The project has tight guardrails on who can even get in the door. Applicants must have finished their sentence at least 10 years ago, have no new convictions in the past decade, show recent work history or community contributions, and generally must have made good-faith efforts to pay court-ordered restitution, according to the Ohio Expedited Pardon Project. Law school clinics and legal aid groups prepare full pardon applications and represent clients at Ohio Parole Board hearings. The board then sends recommendations to the governor, who makes the final call. The expedited track specifically excludes violent crimes such as murder, rape, kidnapping and domestic violence, so the focus stays on nonviolent offenses with older convictions.

Expansion, numbers and what’s at stake

Even as its future is debated, the project has been growing.
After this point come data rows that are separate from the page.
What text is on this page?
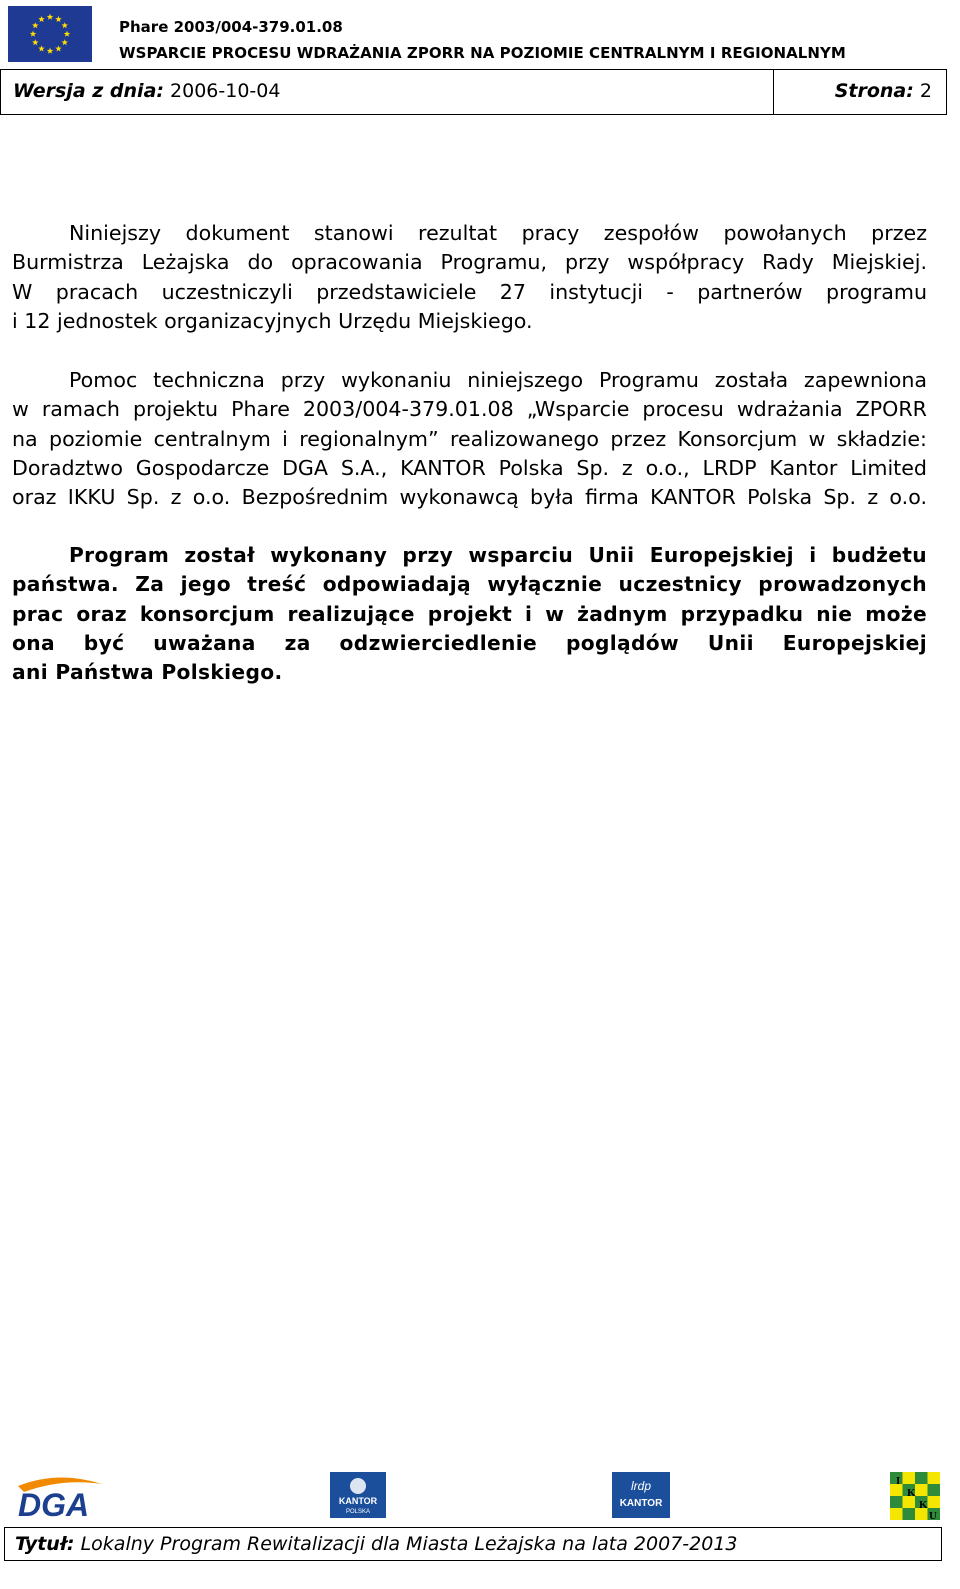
Phare 2003/004-379.01.08
WSPARCIE PROCESU WDRAŻANIA ZPORR NA POZIOMIE CENTRALNYM I REGIONALNYM
Wersja z dnia: 2006-10-04	Strona: 2
Niniejszy dokument stanowi rezultat pracy zespołów powołanych przez
Burmistrza Leżajska do opracowania Programu, przy współpracy Rady Miejskiej.
W pracach uczestniczyli przedstawiciele 27 instytucji - partnerów programu
i 12 jednostek organizacyjnych Urzędu Miejskiego.
Pomoc techniczna przy wykonaniu niniejszego Programu została zapewniona
w ramach projektu Phare 2003/004-379.01.08 „Wsparcie procesu wdrażania ZPORR
na poziomie centralnym i regionalnym” realizowanego przez Konsorcjum w składzie:
Doradztwo Gospodarcze DGA S.A., KANTOR Polska Sp. z o.o., LRDP Kantor Limited
oraz IKKU Sp. z o.o. Bezpośrednim wykonawcą była firma KANTOR Polska Sp. z o.o.
Program został wykonany przy wsparciu Unii Europejskiej i budżetu
państwa. Za jego treść odpowiadają wyłącznie uczestnicy prowadzonych
prac oraz konsorcjum realizujące projekt i w żadnym przypadku nie może
ona być uważana za odzwierciedlenie poglądów Unii Europejskiej
ani Państwa Polskiego.
DGA	KANTOR
POLSKA
lrdp
KANTOR
I
K
K
U
Tytuł: Lokalny Program Rewitalizacji dla Miasta Leżajska na lata 2007-2013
In mid-February, the University of Toledo College of Law signed on as a service provider with a $100,000 grant from the Ohio Department of Rehabilitation and Correction, according to reporting by Spectrum News and university materials. That expansion puts more clinics, students and clients into the pipeline, which means any shift in the governor’s office could disrupt cases that are already moving. DeWine has publicly urged his successor to keep the project alive, local coverage shows, and WBNS has quoted both the governor and applicants describing how much the streamlined process changes timelines and records.

For now, the Expedited Pardon Project keeps processing applications while campaign season unfolds around it. Applicants and the university clinics representing them say they will be watching the primaries and the general election closely, fully aware that their path forward could hinge on the next governor’s priorities and any legislative or budget moves that follow.